Im-Ohr-Hörsysteme (IdO)….

….. verschwinden fast unsichtbar im Ohr und werden nach Ihrem Ohrabdruck individuell gefertigt. Die Bandbreite reicht von tief im Gehörgang sitzenden Gehäusen (IIC) bis zu Systemen, die in der Ohrmuschel (Concha) sitzen. Ob und welches IdO-Hörsystem für Sie in Frage kommt, wird zum größten Teil durch die Größe Ihres Innenohrs bestimmt.
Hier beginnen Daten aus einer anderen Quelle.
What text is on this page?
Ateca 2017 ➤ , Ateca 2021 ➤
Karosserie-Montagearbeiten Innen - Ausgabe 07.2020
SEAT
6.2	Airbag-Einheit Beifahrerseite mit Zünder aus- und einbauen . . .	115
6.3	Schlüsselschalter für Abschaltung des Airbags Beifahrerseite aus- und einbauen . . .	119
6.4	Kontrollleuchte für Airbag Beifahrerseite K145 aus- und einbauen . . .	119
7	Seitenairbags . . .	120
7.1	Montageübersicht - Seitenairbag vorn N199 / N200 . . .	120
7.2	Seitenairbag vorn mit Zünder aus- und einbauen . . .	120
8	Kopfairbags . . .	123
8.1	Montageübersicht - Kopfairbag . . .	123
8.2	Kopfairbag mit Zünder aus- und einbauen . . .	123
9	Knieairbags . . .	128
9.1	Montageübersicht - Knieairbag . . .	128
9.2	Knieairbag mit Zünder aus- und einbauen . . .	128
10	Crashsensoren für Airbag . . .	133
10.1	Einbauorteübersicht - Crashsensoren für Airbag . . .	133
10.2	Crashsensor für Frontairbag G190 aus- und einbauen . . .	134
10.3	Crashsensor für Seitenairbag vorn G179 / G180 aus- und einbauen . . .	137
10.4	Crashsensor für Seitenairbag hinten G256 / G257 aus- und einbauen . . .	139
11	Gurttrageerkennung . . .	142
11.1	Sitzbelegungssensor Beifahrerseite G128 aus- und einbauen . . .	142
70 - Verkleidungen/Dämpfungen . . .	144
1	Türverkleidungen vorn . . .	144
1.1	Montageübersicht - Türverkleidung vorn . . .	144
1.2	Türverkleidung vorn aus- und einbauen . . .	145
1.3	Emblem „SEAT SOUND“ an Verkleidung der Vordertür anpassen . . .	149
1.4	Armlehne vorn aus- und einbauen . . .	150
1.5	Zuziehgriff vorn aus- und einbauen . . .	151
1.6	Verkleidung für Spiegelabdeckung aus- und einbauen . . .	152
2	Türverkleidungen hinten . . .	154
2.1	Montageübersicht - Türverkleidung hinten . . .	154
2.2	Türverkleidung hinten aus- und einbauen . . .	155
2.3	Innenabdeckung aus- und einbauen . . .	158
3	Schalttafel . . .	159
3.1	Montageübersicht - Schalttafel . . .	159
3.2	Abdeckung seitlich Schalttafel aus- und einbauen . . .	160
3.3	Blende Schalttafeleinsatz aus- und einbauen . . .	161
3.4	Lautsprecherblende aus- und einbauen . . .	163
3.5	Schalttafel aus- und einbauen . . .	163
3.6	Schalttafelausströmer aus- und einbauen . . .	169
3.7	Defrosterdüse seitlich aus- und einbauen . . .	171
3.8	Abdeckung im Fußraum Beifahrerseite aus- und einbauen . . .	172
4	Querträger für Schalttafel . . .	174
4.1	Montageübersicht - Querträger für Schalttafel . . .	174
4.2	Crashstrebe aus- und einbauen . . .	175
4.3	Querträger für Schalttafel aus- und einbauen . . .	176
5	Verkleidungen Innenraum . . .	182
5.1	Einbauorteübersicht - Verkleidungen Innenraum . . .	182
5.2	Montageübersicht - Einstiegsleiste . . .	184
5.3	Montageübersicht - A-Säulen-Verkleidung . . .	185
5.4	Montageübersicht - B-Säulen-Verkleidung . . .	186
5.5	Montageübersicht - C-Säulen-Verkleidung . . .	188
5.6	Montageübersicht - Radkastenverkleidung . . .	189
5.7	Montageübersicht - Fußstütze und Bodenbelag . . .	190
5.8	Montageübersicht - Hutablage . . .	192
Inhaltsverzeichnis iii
  • Das IIC sitzt tief im Gehörgang. Das Mikrofon ist so geschützt, dass keine Störungen (z.B. durch Windgeräusche) auftreten können.
  • Das ITC ist zwar etwas größer, aber nur, wenn man ganz genau hinschaut, ist ein kleiner Teil am Eingang des Gehörgangs sichtbar.
  • Das Concha-Hörsystem (CE) füllt die Ohrmuschel zum Teil oder komplett aus. Die größere Bauform ermöglicht mehr Technik für leistungsstarke Technik und Zusatzfunktionen. Durch die kosmetische Anpassung an die Farbe des Ohres bleibt aber auch dieses System relativ unauffällig.

 

Bei Hinter-dem-Ohr-Hörsystemen (HdO)….

…..finden die Bauteile in einem kleinen Gehäuse Platz, das hinter dem Ohr getragen wird. Dazu kommt ein passgenaues Ohrstück (Otoplastik), dass mit einem Schallschlauch an das Gehäuse verbunden wird. Seit einigen Jahren werden HdO-Systeme angeboten, bei denen das Ohrstück durch ein kleines Plastikschirmchen (Dome) ersetzt wird. Diese sogenannten „offenen Versorgungen“ werden bei Hörgeräteträgern aufgrund des Tragekomforts immer beliebter. Eine alternative Bauweise in der offenen Versorgung  ist das RIC-System. Hier ist der Lautsprecher im Dome eingebaut und sitzt damit direkt vor dem Trommelfell, was die Hörleistung verbessern kann.